Di fronte a tutto ciò emerge la nostra
inadeguatezza. Non è un problema solo nostro, è un problema
complessivo che in altri partiti assume aspetti anche più gravi:
penso alla crisi profonda dei Ds da una parte e di Rifondazione
dall’altra.
Però, badate, non siamo immuni dal virus! Se non
vi fosse stata quest’accelerazione, l’evento eccezionale di cui
ho parlato, forse avremmo trascorso i prossimi tre, quattro
mesi, a occuparci del congresso, scontrandoci su chi avrebbe
fatto il segretario della federazione di… diciamo Cagliari, la
mia federazione, così non si offende nessuno.
Viviamo in una fase della storia in cui c’è una
crisi generalizzata dei partiti. Il governo Prodi rischia di
cadere sotto i colpi dei poteri forti, ma molti compagni non
sembrano rendersi conto della gravità del momento. Anche qui, in
questa sede, ci sono compagni che pensano solo a porre questioni
sulle beghe locali. Ogni volta che vado in un territorio, in una
federazione, me ne torno con la borsa
più gonfia di quando sono arrivato, piena di lettere di protesta
contro tizio, caio, sempronio.
Sono vicende che mi hanno stancato. Ho fatto
un’eccezione per Napoli, dicendo che me ne sarei occupato
personalmente. Perché è Napoli, una grande città capitale, ha
una valenza politica e simbolica.
Il malessere napoletano viene da lontano. Quante
volte abbiamo dovuto commissariale la federazione? Vorrei
evitare di farlo di nuovo. Ci siano le condizioni, per tutti
coloro che hanno voglia di mettersi in gioco, di trovare una
soluzione con l’aiuto del regionale. Auspico che il compagno
Palumbo ritiri la sua richiesta di rimettere il mandato.

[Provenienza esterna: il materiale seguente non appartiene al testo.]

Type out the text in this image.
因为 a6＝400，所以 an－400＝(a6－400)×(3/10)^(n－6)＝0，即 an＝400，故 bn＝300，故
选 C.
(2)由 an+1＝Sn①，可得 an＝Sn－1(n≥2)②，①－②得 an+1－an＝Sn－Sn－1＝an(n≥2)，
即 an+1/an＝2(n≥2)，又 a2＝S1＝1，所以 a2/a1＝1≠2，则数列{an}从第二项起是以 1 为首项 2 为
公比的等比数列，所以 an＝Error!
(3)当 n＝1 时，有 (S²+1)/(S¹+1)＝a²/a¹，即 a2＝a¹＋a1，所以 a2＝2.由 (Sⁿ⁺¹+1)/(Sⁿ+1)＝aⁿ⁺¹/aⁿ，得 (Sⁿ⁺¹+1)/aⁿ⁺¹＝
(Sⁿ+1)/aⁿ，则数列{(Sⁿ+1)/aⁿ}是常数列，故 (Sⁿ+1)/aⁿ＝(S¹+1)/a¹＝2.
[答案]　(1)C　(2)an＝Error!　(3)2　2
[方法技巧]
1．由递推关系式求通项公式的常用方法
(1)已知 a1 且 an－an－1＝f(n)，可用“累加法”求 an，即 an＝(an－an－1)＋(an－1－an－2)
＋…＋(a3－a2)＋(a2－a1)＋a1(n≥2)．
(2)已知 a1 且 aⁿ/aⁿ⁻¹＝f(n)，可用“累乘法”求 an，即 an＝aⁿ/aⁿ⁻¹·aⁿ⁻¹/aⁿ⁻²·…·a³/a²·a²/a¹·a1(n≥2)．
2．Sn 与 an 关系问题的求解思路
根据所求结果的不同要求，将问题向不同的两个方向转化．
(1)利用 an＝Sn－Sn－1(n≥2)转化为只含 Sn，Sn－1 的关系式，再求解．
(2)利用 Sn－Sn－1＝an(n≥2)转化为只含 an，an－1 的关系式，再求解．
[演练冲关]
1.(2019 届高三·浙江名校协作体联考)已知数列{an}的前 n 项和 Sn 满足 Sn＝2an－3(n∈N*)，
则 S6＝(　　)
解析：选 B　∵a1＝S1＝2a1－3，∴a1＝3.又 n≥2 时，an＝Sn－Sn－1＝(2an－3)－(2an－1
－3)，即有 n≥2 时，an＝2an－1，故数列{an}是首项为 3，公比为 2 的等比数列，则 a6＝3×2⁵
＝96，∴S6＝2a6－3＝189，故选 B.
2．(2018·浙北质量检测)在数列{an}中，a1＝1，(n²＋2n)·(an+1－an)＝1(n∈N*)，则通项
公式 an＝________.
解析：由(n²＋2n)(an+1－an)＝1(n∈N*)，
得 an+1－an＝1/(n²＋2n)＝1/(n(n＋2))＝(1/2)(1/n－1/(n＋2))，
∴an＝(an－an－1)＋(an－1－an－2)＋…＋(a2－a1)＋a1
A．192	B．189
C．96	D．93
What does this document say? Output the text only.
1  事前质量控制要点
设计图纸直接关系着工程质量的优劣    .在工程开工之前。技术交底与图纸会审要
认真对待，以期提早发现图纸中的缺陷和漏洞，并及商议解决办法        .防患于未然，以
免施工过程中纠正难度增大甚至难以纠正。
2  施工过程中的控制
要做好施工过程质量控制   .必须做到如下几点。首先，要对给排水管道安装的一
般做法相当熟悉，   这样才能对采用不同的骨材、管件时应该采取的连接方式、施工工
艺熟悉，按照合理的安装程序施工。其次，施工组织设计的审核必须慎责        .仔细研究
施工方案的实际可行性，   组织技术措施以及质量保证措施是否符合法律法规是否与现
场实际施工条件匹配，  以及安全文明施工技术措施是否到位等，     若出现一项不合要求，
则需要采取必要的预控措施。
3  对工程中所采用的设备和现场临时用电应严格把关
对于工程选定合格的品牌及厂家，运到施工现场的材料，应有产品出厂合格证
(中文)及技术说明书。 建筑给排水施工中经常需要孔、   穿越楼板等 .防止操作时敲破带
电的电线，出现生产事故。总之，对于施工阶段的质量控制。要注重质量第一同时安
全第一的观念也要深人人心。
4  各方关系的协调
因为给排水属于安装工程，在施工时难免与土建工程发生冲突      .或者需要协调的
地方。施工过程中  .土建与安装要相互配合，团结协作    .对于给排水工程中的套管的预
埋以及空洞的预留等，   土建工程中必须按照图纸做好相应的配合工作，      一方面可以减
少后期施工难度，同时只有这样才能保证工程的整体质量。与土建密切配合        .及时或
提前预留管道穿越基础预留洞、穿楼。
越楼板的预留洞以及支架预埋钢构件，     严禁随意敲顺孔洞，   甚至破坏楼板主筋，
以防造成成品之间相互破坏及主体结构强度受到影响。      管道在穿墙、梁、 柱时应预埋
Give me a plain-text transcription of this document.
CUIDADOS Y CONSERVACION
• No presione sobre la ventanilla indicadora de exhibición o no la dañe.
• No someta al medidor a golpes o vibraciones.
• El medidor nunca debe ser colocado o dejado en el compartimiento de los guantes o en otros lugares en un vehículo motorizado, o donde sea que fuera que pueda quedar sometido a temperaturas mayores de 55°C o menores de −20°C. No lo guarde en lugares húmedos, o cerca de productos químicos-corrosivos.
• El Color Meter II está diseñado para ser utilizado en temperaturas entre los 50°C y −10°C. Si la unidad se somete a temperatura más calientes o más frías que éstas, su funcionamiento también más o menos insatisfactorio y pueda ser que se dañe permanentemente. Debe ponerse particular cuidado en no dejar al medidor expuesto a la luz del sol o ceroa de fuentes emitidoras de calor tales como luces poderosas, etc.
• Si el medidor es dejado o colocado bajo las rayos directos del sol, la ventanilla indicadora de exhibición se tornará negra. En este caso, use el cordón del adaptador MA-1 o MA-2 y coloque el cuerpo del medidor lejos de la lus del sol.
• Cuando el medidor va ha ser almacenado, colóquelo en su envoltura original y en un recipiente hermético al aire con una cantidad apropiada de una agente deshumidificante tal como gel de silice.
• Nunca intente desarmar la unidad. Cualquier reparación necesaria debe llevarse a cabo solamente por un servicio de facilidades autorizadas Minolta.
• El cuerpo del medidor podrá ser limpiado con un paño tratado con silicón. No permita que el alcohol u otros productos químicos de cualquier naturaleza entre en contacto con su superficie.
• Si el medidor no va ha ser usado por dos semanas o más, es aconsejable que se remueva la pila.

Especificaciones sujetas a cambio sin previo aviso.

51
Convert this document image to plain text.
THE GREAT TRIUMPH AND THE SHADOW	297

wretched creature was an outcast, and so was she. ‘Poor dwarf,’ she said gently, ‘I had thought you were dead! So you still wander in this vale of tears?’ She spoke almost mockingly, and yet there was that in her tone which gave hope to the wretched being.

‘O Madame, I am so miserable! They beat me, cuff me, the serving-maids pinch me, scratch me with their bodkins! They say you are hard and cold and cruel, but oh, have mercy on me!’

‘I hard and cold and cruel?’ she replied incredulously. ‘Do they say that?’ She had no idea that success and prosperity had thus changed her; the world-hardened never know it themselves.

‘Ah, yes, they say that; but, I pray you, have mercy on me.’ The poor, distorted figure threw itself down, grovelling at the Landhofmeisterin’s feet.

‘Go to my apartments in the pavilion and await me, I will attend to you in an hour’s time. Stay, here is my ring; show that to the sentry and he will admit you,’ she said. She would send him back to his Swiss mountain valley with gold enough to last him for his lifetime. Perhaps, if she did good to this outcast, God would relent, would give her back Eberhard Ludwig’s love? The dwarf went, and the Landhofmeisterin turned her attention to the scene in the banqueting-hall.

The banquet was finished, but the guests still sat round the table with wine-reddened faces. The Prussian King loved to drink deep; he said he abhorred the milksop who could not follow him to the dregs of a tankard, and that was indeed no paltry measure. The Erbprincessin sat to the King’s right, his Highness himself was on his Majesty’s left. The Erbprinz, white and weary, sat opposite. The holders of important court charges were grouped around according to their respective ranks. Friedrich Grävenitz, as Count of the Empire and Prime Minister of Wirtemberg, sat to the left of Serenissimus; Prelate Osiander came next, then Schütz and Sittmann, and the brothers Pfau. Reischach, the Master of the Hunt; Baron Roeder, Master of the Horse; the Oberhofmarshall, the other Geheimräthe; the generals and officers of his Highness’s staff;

Cercheremo, da qui al congresso, di governare il partito.
Sapendo, però, compagni, che le cose che ha detto De Angelis
sono pesantissime! Ciascuno di noi subisce attacchi anche di
natura personale. Il compagno Nando Rossi ha dichiarato che io e
altri compagni saremmo della massoneria! L’ha detto ad
un’agenzia di stampa. Francamente sono molto amareggiato. Non
siamo più alla critica politica, siamo all’attacco personale,
alla denigrazione. È una degenerazione che non tollero! Non
perché sia stata fatta a me, non ho mai reagito quando c’era di
mezzo la mia persona. Ma non la tollero sugli altri. Io ho il
dovere di tutelare i compagni, tutti i compagni. Discutiamo,
dividiamoci… poi c’è un limite che non va oltrepassato. Oltre
quel limite, scatta in me l’intolleranza e l’arrabbiatura.
Soprattutto quando le nostre divisioni non rimangono nelle
stanze del partito. Ho ritenuto, insieme alla presidenza, di non
dare la parola a Rossi: perché la linea di Rossi l’abbiamo già
letta stamattina sui giornali! Punto! Abbiamo letto che lui non
voterà la finanziaria, neanche se ci sarà la fiducia. E quando
gli hanno detto: “Ma lei così aggrava la sua posizione”, lui ha
risposto: «Quelli lì» - cioè noi, tutti noi, «se la menano
ancora col centralismo democratico». L’intervista del compagno
Rossi è istruttiva. Ha detto che lui è stato escluso ed è falso.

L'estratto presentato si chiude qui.